Rob Duncan and Jason Shaver of Bell & McCoy detailed the investment: five new positions focused solely on entertainment lighting. The titles? “Entertainment Lighting Regional Specialist.” From middle school auditoriums to high-profile venues, the agency, also known in parts as FRM, sees this as a long-game expansion. And given their longstanding partnerships with control brands like Lutron in many territories, the move suggests a vision where theatrical and commercial systems don’t compete — they integrate.
Booth Buzz
LDI’s exhibit hall doesn’t whisper innovation — it shouts. Booths from ETC, Elation, Martin Professional, Chauvet Professional, and Clay Paky consistently pulled in the crowds. ETC’s booth was jumping with attendees for three days straight.
“Architainment” is a term that makes some lighting people wince — but the trend is real. Dynamic lighting once exclusive to concert theatrical applications is now showing up in casinos, campuses, immersive retail, and even corporate lobbies. DMX512, once an industry-specific protocol, is now a common specification in commercial lighting projects.
From media walls to kinetic light art, the integration of theatrical tech into architectural contexts isn’t fringe — it’s mainstreaming. Lighting people on both sides of the aisle are adapting.

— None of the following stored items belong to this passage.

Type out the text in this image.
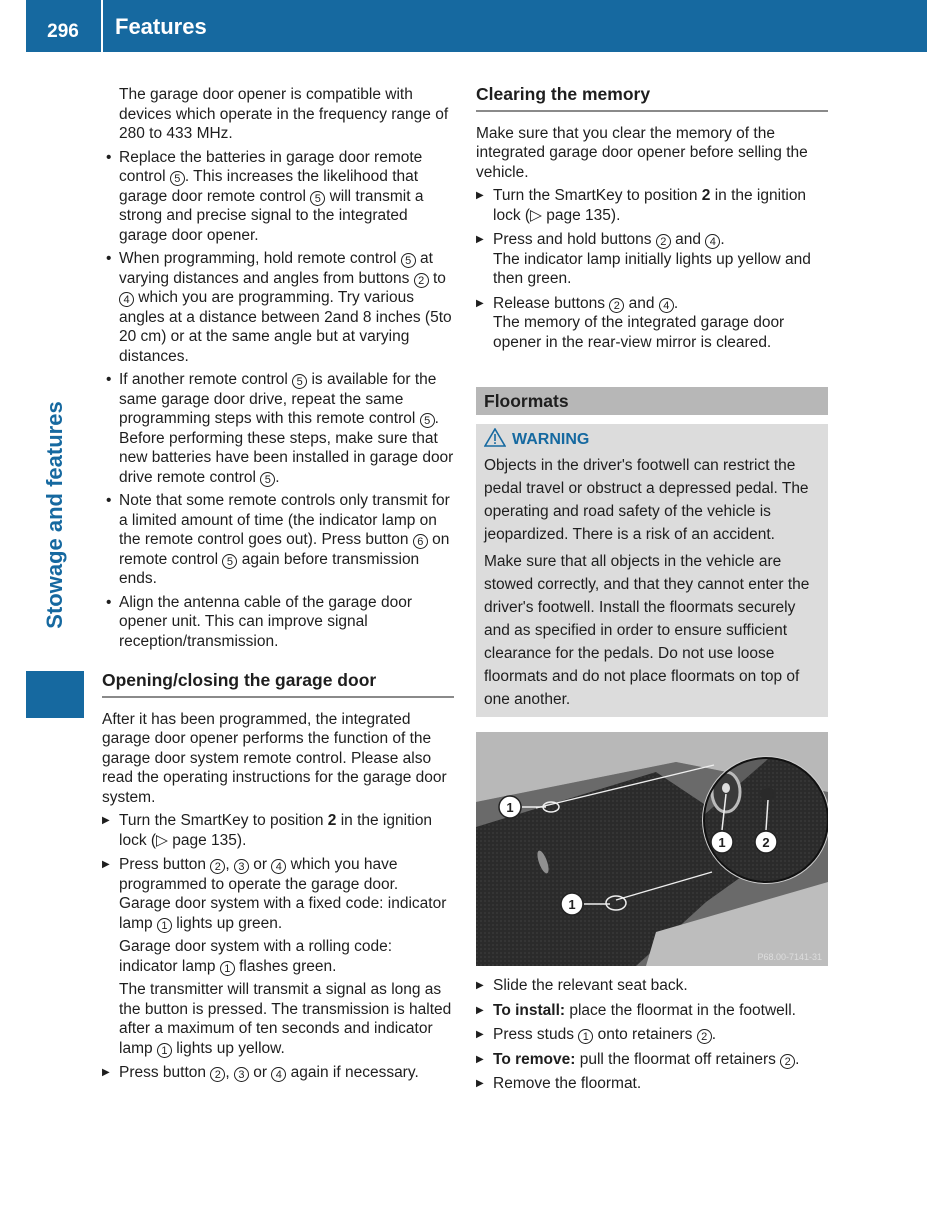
296	Features
Stowage and features

The garage door opener is compatible with devices which operate in the frequency range of 280 to 433 MHz.

• Replace the batteries in garage door remote control 5 . This increases the likelihood that garage door remote control 5 will transmit a strong and precise signal to the integrated garage door opener.
• When programming, hold remote control 5 at varying distances and angles from buttons 2 to 4 which you are programming. Try various angles at a distance between 2and 8 inches (5to 20 cm) or at the same angle but at varying distances.
• If another remote control 5 is available for the same garage door drive, repeat the same programming steps with this remote control 5 . Before performing these steps, make sure that new batteries have been installed in garage door drive remote control 5 .
• Note that some remote controls only transmit for a limited amount of time (the indicator lamp on the remote control goes out). Press button 6 on remote control 5 again before transmission ends.
• Align the antenna cable of the garage door opener unit. This can improve signal reception/transmission.
Opening/closing the garage door

After it has been programmed, the integrated garage door opener performs the function of the garage door system remote control. Please also read the operating instructions for the garage door system.

▶ Turn the SmartKey to position 2 in the ignition lock (▷ page 135).
▶ Press button 2 , 3 or 4 which you have programmed to operate the garage door. Garage door system with a fixed code: indicator lamp 1 lights up green.
Garage door system with a rolling code: indicator lamp 1 flashes green.
The transmitter will transmit a signal as long as the button is pressed. The transmission is halted after a maximum of ten seconds and indicator lamp 1 lights up yellow.
▶ Press button 2 , 3 or 4 again if necessary.
Clearing the memory

Make sure that you clear the memory of the integrated garage door opener before selling the vehicle.

▶ Turn the SmartKey to position 2 in the ignition lock (▷ page 135).
▶ Press and hold buttons 2 and 4 .
The indicator lamp initially lights up yellow and then green.
▶ Release buttons 2 and 4 .
The memory of the integrated garage door opener in the rear-view mirror is cleared.
Floormats
WARNING

Objects in the driver's footwell can restrict the pedal travel or obstruct a depressed pedal. The operating and road safety of the vehicle is jeopardized. There is a risk of an accident.

Make sure that all objects in the vehicle are stowed correctly, and that they cannot enter the driver's footwell. Install the floormats securely and as specified in order to ensure sufficient clearance for the pedals. Do not use loose floormats and do not place floormats on top of one another.

1
1
1	2
P68.00-7141-31
▶ Slide the relevant seat back.
▶ To install: place the floormat in the footwell.
▶ Press studs 1 onto retainers 2 .
▶ To remove: pull the floormat off retainers 2 .
▶ Remove the floormat.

Beyond the Booths: More Than a Trade Show
But LDI isn’t just a place to gawk at moving heads or grab swag. It’s also a rigorous professional development environment. This year’s event featured LDInstitute intensives, XLIVE concert touring sessions, VJ challenges, career fairs, and after-hours events that blurred the line between networking and nightlife.
The 2026 edition will run from December 2–8, again in Las Vegas. If the floor is any indication, the crossover between theatrical and commercial is only accelerating — and LDI is where the blueprints get rewritten.